As Smiley, a senior MI6 operative brought out of retirement to hunt down a high-level mole who’s feeding British intelligence to the Soviets, Oldman doesn’t try to ape Guinness, or to top him. His spymaster has a whey-faced impassivity all his own; this is an inscrutable company man who’s as quietly authoritative on the job as he is utterly adrift in his personal life, where he’s serially cuckolded by a feckless wife whose face we never see.
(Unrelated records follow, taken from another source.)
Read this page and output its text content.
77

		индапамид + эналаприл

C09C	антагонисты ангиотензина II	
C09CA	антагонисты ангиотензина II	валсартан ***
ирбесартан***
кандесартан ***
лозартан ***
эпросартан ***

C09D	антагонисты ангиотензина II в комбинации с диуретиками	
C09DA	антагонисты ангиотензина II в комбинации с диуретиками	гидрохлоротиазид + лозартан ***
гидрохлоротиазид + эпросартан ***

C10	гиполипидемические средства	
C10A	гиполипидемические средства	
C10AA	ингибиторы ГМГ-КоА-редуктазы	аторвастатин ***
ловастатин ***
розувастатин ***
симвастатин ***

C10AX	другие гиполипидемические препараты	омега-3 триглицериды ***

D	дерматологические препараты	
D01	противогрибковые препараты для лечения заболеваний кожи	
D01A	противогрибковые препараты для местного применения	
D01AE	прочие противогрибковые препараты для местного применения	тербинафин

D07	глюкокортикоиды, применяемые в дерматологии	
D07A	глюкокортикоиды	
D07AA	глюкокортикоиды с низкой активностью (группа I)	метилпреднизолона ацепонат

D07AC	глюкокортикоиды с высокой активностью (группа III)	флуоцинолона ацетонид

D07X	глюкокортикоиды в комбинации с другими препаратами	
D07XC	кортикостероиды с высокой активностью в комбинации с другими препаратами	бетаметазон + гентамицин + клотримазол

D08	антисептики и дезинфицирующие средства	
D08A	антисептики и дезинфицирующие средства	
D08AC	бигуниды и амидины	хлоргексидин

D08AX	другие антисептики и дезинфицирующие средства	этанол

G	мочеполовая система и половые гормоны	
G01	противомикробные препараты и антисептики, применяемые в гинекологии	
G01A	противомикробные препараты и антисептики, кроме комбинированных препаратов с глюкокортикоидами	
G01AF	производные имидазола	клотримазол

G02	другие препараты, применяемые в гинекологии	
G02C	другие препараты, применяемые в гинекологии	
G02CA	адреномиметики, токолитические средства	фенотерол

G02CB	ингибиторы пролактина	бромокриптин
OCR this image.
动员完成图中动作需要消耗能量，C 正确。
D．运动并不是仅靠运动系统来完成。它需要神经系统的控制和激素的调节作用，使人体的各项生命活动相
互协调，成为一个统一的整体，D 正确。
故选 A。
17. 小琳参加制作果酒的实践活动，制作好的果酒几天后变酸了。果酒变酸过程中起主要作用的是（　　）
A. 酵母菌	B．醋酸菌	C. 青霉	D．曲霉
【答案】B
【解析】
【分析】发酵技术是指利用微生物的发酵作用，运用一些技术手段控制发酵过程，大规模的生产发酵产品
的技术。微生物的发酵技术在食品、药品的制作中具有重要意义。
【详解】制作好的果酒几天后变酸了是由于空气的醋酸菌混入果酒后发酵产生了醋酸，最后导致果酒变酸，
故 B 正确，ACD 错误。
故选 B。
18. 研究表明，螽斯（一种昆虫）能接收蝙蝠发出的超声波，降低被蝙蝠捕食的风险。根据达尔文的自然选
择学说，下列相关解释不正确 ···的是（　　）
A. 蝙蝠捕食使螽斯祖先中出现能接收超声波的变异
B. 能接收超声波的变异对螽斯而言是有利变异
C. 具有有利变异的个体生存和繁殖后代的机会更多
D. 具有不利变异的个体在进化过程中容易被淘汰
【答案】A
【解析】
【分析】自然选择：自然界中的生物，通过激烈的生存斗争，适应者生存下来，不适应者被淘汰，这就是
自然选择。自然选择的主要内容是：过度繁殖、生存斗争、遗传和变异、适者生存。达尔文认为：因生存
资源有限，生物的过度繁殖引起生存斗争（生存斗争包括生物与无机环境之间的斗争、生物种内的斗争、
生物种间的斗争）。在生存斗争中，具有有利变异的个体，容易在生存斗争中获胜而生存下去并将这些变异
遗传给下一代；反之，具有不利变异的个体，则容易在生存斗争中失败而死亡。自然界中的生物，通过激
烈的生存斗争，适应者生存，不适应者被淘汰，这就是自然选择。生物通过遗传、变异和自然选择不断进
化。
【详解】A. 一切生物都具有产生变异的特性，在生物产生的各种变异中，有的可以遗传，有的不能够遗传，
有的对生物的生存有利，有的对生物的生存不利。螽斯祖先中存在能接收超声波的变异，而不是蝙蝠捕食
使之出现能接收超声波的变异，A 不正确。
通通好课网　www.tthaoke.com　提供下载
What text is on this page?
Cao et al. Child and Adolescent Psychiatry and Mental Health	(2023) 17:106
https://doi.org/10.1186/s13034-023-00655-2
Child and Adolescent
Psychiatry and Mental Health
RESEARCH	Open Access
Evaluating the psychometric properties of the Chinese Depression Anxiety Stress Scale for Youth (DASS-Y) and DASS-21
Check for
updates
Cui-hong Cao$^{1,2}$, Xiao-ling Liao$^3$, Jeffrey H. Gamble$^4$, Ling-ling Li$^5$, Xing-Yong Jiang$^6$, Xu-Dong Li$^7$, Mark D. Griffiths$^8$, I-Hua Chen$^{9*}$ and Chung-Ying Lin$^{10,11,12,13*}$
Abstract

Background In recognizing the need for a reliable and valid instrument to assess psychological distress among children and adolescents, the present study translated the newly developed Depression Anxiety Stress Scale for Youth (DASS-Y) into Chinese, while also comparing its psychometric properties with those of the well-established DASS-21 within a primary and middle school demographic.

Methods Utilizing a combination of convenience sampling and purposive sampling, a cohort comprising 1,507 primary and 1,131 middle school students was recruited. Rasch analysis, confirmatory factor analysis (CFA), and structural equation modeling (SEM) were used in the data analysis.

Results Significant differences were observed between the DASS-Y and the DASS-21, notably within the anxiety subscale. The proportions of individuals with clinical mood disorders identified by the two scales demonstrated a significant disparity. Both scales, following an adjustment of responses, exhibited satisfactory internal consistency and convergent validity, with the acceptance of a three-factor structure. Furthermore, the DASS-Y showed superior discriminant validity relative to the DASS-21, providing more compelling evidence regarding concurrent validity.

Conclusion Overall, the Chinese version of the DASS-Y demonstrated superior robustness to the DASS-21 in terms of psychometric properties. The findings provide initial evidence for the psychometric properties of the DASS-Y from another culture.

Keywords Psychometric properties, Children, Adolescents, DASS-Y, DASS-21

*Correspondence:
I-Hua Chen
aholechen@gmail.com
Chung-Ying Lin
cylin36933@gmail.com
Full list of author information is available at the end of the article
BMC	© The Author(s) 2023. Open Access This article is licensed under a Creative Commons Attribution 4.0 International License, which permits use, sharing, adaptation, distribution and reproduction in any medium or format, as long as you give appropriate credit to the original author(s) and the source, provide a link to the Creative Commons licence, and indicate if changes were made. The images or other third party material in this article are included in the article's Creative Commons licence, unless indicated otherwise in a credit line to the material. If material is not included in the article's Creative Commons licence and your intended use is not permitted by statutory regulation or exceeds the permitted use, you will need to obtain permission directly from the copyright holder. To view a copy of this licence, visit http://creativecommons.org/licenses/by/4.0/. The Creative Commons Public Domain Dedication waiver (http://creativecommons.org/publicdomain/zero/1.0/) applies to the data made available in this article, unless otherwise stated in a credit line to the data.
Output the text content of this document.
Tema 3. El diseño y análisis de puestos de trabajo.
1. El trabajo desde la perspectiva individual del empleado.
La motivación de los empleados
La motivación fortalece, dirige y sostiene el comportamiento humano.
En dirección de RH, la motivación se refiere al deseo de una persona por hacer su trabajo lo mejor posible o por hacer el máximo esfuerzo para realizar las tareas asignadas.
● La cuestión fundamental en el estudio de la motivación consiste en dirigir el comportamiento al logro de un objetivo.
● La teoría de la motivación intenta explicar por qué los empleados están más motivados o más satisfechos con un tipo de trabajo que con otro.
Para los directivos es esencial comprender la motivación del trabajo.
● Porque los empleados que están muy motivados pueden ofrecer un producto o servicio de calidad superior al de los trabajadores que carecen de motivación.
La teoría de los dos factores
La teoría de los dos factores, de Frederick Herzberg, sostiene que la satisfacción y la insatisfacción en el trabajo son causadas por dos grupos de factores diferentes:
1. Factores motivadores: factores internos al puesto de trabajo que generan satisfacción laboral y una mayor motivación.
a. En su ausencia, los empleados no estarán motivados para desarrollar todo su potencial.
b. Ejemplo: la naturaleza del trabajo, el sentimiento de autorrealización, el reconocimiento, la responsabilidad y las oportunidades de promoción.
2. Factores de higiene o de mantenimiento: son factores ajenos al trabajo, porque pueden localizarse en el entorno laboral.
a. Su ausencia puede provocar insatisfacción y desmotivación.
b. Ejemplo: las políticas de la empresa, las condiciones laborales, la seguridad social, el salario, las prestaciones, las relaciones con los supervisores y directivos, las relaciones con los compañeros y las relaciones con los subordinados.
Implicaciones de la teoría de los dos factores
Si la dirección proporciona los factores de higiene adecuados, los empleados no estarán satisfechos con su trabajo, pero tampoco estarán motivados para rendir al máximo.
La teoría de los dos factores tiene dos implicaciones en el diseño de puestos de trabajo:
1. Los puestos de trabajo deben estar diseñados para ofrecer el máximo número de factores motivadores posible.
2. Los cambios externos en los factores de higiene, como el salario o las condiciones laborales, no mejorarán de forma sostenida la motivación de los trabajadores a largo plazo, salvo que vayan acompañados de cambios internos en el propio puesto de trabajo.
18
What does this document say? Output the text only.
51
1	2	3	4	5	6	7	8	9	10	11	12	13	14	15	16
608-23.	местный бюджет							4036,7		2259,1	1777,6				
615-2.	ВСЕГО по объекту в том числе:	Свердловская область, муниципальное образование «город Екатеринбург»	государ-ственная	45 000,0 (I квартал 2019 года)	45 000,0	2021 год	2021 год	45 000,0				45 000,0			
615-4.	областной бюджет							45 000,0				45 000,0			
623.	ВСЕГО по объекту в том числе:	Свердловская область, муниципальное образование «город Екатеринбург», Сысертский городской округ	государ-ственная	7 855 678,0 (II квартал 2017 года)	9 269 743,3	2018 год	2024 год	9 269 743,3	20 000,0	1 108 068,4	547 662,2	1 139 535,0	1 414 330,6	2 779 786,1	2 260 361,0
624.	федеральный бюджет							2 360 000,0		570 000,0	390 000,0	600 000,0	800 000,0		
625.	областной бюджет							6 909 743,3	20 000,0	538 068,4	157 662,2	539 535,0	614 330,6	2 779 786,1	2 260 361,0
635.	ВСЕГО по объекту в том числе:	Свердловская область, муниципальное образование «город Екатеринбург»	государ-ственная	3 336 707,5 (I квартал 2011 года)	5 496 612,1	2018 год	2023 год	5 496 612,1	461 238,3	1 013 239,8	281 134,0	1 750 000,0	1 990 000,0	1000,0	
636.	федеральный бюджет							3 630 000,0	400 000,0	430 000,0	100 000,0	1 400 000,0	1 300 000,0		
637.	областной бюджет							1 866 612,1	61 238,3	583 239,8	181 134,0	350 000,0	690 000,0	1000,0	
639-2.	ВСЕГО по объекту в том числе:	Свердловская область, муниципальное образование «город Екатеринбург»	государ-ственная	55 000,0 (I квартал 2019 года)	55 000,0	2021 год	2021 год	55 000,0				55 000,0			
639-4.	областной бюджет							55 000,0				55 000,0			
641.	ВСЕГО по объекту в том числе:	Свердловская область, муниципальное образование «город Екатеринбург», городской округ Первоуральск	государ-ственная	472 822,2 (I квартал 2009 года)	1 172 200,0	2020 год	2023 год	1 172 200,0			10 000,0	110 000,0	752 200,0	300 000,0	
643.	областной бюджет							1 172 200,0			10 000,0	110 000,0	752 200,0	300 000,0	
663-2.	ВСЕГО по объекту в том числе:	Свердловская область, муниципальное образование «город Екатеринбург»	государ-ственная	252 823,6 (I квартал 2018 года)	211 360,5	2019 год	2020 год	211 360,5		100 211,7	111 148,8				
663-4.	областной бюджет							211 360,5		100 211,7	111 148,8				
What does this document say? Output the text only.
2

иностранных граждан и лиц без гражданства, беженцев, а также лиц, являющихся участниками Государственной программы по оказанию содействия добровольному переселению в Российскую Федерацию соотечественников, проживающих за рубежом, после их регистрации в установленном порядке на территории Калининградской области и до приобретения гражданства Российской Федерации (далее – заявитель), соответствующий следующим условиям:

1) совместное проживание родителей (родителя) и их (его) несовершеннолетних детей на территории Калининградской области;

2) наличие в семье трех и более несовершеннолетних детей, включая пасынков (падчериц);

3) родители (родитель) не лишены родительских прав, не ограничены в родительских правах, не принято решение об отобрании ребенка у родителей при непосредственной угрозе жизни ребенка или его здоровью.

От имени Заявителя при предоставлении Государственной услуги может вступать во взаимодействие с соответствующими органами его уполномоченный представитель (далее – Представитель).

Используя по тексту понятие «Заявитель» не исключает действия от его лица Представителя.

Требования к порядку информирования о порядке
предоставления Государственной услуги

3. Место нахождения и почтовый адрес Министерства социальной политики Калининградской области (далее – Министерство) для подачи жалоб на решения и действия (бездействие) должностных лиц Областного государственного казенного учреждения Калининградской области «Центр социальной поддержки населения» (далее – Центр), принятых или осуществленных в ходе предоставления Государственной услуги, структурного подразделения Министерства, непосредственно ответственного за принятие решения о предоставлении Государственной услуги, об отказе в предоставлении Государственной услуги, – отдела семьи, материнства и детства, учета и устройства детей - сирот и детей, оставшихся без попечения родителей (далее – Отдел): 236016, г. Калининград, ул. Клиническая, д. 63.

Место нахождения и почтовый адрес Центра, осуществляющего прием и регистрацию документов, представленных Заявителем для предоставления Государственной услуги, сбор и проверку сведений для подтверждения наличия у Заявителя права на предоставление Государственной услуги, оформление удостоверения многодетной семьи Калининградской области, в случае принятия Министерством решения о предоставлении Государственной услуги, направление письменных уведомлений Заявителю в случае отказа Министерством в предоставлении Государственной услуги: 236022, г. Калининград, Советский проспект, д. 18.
Anonymous in an elderly brown raincoat, Smiley peers owlishly at the major suspects, every one of them damaged goods like himself, at home only in the warped missions they carry out in the name of patriotic duty — or treachery. Tinker, Tailor has a glittering ensemble that includes Colin Firth as the smirking, debonair colleague who covets Smiley’s wife, and Toby Jones as Percy Alleline, the blustering aspirant to the MI6 throne after the death of Control. As the latter — who falls on his sword following a botched operation in Hungary that endangers key agent Jim Prideaux (Mark Strong) — John Hurt is a soused ruin. And Kathy Burke is terrific as Connie, the Circus’ only female top player, also forcibly retired and living off the past.